He’s the kind of teenager you might side-step to avoid. The rough-around-the-edges sort. The one you may think will amount to nothing.
He was a student of mine last year. This week he walked into my classroom as the weariness of the day fell on my shoulders. School had let out, yet there he stood. Beaming.
“I just wanted you to know, Mrs. Iseminger. I got into UTI!” he said as the smile reached his eyes. His excitement reached my heart. Headed to a technical school, he’ll be an auto technician in less than two years. And he wanted me to know.
And I want you to know he’s worth knowing. While his edges may be frayed and rough, he wants to amount to something. He’s like the thousand-plus other teens I’ve had the privilege of teaching. Students with amazing potential. Humans desperate to be understood.
As a society we often look down on our teenagers from our lofty, experienced heights. We see them as rude and unruly. Wild and crazy. Rebellious and untrustworthy. And often they are. So are some of us.
Because we are all humans in need of grace.
Here is what I know—teens are incredible human beings. This is undeniable. Because God promises all are fearfully and wonderfully made. Each and every one is spectacular.
Even the adolescent.
I don’t know a teenager who doesn’t want a future bright and clear. From the AP students to those struggling the most—not one is without a dream. For them, our world is full of the possible.
Teens stand at the edge of humanity filled with uncertainty. Asking the hard questions: Who will I be? What does the puzzle of my life look like? What purpose will I fulfill? The same questions we often still ask of ourselves.
Desperate for guidance fueled by love and boundaries marked by grace, the teen needs you.
They crave your love, not your shaking head and muttered words. Oh how they want to be heard, not swept under a rug—forgotten. You don’t have to understand the teenager to wrap your arms around him.
Their teenage years are more difficult than mine ever thought about being. Filtered by the information age, they live an existence bombarded with images of distorted realities.
They’re faced with drug and sexual pressures that would make you shudder. Mixed up in a world confused by the changing definitions of judgment and tolerance, they don’t know whom to trust.
So we have to trust them first. We have to earn their confidence. I know. It’s backwards. The teen should have to earn our respect. Right? But if you’ve only ever been shown hate and apathy, can you understand real respect? Or trust?
Lessons for the teen must be caught. Not taught. You can preach grace and forgiveness and acceptance from your soapbox, but if you never climb down to practice your preach…well, the teen can see right through you.
And maybe that’s why we struggle to accept them. Because we look into their eyes and see our truest selves. It can cut us to the core.
We can’t tell them they need to listen. We must show them with the lives we lead. The values we carry. We must be the village cheerleaders.
There will always be those teenagers with hardened hearts, ready to cause harm and destruction.
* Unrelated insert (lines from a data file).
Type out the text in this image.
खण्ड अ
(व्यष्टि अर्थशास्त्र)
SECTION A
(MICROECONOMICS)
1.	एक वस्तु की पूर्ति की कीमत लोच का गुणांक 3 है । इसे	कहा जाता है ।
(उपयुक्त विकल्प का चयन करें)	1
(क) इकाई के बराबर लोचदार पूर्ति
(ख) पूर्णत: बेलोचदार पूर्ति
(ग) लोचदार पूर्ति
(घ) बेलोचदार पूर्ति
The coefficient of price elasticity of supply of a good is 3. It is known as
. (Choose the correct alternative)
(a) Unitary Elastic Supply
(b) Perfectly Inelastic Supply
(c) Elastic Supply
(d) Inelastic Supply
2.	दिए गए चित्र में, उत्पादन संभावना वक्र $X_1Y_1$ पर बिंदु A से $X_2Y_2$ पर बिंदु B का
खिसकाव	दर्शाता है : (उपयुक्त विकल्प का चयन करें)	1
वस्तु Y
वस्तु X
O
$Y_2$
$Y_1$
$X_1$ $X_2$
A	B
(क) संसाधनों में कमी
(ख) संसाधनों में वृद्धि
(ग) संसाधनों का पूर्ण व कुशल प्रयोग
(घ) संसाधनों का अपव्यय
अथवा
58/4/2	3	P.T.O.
But the same can be said of the adults they often follow.
As the God-follower, we’re called to embrace the lost and forgotten of this beautiful world. Maybe we should begin with our teens.
If teenagers are our future, what are we, the collective village, doing to meaningfully invest in their lives? Our future is in desperate need of our love. In order to want to invest in a society, our students need to see a society willing to invest in them.
When last did you smile at the teenager in the store? She may not smile back. And that’s okay.
When last did you see a teenager do something kind, regardless of how small, and praise him. He may have never heard praise before.
When last did you speak a word of encouragement instead of rant about music too loud or clothing too risqué?
When last did you love first and guide later?